The Thin Grey Line Between Comedy and Tragedy
Darrin Stevens' job is on the line. If he can't land that big, new account, well, his goose is cooked. That's the plot line of almost every Bewitched episode in the long-running series. Invariably, his young wife Smantha would find some magic solution that would make everything all right. We never were too worried about Darrin, we knew he wouldn't lose his job, but if he did we knew he'd find another one.
Robert Petrie, on the other hand, may have only been as secure as the ratings of the Alan Brady show. The fictional show featured on the old Dick Van Dyke Show. Petrie's problem was a tyrantical boss, show deadlines, and incessant need to find humourous situation in his life that he could adapt for that's week's show. Somehow he was always successful, even without a magical wife.
I guess my point is one of age. The two classic shows were comedies. No matter how the boss yelled, no matter how bleak the potential outcome, things never got too dark. It's my position that this was more to due to the lead actors age, than to the actual circumstances surrounding them.

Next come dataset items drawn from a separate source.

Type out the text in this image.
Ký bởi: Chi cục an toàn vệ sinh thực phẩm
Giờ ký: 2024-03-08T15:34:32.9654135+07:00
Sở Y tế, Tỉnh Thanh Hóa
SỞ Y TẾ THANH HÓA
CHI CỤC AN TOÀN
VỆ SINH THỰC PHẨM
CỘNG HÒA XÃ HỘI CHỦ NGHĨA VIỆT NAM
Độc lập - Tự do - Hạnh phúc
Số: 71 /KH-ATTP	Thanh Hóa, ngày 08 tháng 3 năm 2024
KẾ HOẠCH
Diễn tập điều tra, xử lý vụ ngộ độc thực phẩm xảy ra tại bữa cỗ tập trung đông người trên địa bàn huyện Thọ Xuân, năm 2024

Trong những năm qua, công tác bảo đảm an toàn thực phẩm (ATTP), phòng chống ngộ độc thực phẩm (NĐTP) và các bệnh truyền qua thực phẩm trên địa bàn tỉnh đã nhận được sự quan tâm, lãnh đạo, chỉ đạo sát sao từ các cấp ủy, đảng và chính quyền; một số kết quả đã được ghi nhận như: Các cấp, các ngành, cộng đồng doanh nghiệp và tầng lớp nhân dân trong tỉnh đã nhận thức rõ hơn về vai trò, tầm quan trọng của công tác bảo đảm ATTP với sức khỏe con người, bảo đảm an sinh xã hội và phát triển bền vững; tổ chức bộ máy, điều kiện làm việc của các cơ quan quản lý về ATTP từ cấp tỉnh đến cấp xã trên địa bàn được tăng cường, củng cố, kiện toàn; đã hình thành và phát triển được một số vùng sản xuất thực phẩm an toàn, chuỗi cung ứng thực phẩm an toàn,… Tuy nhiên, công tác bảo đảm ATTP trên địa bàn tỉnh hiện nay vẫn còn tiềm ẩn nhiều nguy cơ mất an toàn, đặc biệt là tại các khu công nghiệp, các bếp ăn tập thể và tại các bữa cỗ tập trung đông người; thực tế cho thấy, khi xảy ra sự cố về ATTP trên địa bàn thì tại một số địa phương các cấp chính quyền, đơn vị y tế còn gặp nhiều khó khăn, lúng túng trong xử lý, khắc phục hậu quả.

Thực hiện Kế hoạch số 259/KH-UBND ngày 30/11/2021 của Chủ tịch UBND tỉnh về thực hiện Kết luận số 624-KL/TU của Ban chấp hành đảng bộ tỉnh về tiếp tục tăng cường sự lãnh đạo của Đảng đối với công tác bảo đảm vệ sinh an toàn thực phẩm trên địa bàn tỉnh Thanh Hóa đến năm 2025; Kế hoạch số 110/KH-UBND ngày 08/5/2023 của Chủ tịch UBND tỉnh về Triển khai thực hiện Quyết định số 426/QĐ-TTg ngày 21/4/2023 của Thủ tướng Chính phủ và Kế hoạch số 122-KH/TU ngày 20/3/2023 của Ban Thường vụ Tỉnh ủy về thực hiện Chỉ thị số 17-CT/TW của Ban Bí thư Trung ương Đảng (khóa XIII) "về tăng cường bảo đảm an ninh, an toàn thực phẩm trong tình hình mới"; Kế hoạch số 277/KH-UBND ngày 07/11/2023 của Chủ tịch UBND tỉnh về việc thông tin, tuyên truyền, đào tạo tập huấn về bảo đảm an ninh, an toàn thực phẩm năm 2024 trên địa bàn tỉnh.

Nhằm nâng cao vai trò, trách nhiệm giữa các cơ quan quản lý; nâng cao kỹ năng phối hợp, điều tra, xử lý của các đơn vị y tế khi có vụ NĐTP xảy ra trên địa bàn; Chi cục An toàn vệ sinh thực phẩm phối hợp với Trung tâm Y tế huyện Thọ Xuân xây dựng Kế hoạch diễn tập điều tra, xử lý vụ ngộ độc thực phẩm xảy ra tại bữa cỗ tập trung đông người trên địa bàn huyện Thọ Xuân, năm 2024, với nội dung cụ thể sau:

Let's take a look at the american classic, Death of a Salesman. Willy Loman is basically in the same boat as Darrin and Rob, but he has thirty years on them. His career is on the line, and he can't seem to land any new clients. The same basic plot line, but now we have tragedy. The audience realizes as well as Willy does, that the options are few past a certain age.
You want drama? Take Robert Petrie, make him 62 years old, and let him find funny jokes for the young Alan Brady. You can almost see the sweat begin to bead on Petrie's forehead.
There's a thin line between comedy and tragedy, and sometimes that line is colored grey.